Mais on en serait pas là, si BCE qui se targue de connaître sur le bout des doigts la mécanique institutionnelle de la 5ème république française (sa référence) avait fait comme De Gaulle et Mitterrand. 
C’est ainsi qu’il lui a certainement échappé, un usage étrenné par le premier et repris par le second. Qui veut, qu’à toutes fins utiles, le président élu demande au premier ministre, qu’il aura choisi, une démission anti-datée. 
Pour le cas où…
Pourtant, des politiciens aussi madrés que Debré, Pompidou, Couve de Murville (sous la présidence de De Gaulle) et Mauroy, Fabius, Rocard (sous celle de Mitterrand) sont tous passés sous les fourches caudines de cette règle non écrite, devenue coutume.
BCE aurait dû s’entourer de cette précaution, mais il a sous-estimé Chahed, pensant que celui-ci, dépourvu de toute légitimité électorale et de vécu politique n’osera pas, le moment venu, s’affranchir ou faire preuve d’un manque de loyauté envers sa personne.
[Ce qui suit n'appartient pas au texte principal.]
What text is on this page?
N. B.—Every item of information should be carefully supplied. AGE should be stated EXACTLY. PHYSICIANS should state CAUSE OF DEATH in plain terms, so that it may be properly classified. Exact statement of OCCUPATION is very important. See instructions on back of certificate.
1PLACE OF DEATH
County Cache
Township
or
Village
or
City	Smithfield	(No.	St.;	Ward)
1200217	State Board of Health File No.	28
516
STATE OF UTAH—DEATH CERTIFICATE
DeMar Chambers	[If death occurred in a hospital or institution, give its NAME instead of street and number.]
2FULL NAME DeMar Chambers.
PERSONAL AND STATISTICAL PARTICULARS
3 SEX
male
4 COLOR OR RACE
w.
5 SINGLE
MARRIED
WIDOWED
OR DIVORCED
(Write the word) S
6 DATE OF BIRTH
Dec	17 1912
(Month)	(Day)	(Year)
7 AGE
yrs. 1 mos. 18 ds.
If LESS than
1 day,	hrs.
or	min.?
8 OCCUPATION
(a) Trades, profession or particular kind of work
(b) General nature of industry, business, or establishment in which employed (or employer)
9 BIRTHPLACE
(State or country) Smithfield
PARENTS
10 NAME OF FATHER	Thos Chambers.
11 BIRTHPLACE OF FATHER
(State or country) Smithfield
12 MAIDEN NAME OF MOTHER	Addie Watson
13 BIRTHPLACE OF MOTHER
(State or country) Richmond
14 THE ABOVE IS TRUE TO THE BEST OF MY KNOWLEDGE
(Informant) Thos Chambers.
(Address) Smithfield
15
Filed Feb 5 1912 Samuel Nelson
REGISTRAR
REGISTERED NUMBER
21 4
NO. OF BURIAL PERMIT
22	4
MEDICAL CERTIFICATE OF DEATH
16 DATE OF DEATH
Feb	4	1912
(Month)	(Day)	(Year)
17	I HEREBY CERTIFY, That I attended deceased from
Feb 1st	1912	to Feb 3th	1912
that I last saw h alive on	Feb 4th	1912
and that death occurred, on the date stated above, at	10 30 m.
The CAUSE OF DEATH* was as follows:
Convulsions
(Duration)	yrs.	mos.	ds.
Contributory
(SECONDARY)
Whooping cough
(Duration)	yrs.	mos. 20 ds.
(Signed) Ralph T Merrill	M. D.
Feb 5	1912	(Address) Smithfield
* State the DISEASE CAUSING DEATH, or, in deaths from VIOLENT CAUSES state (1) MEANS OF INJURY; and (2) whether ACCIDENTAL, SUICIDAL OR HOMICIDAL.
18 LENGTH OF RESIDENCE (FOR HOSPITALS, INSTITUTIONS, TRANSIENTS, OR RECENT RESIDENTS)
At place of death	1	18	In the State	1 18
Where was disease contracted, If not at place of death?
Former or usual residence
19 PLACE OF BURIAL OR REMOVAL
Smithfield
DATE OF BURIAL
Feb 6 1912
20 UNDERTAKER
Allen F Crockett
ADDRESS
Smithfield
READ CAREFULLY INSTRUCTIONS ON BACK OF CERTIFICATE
Après la catastrophe naturelle qui a submergé et meurtri tout le cap bon, nous voilà donc, sans transition, rivés au spectacle aussi affligeant qu’inouï qui se déroule à la tête de l’exécutif. Celui de l’affrontement entre deux personnalités issues d’un même parti. 
D’un côté, un président de la république dont la marge de manœuvre s’est considérablement rétrécie et qui multipliant les sorties télévisées ratées, a discrédité sinon dévalué la fonction présidentielle. Ce qui au demeurant, dans la perspective des futures échéances électorales, est du pain béni pour Ennahdha, grand adepte du parlementarisme. 
Et de l’autre, un chef de gouvernement, fort d’un modeste bilan, qui n’a plus d’autre ambition que celle de durer le plus longtemps possible. Faute de pouvoir gouverner. Nommé chef du gouvernement d’union nationale sur la base d’un accord quadripartite impliquant deux partis et deux organisations nationales (les autres étant des faire-valoir), il tente de s’accrocher à son siège, alors qu’il n’a plus les faveurs que de deux d’entre eux. 
Ce qui n’est pas peu. Et qui en dit long sur l’esprit démocratique du personnage.
Récemment, lors d’une énième conférence creuse sur les investissements et véritable miroir aux alouettes, il déclarait qu’on ne laissait pas son gouvernement travailler pour qu’il puisse obtenir des résultats. Allusion à la guerre larvée que lui mène l’UGTT. Pourquoi ce constat ? Celle-ci avait t’elle laissé travailler les gouvernements Jebali, Laaraiedh, Jomaa et Essid ? 
Sous d’autres cieux, lorsqu’on vient à ce constat d’inaptitude à reformer, on démissionne par dignité. Ou alors on pose la question de confiance devant la souveraineté parlementaire.
C’est exactement ce que lui demande celui qui l’a investi chef de gouvernement.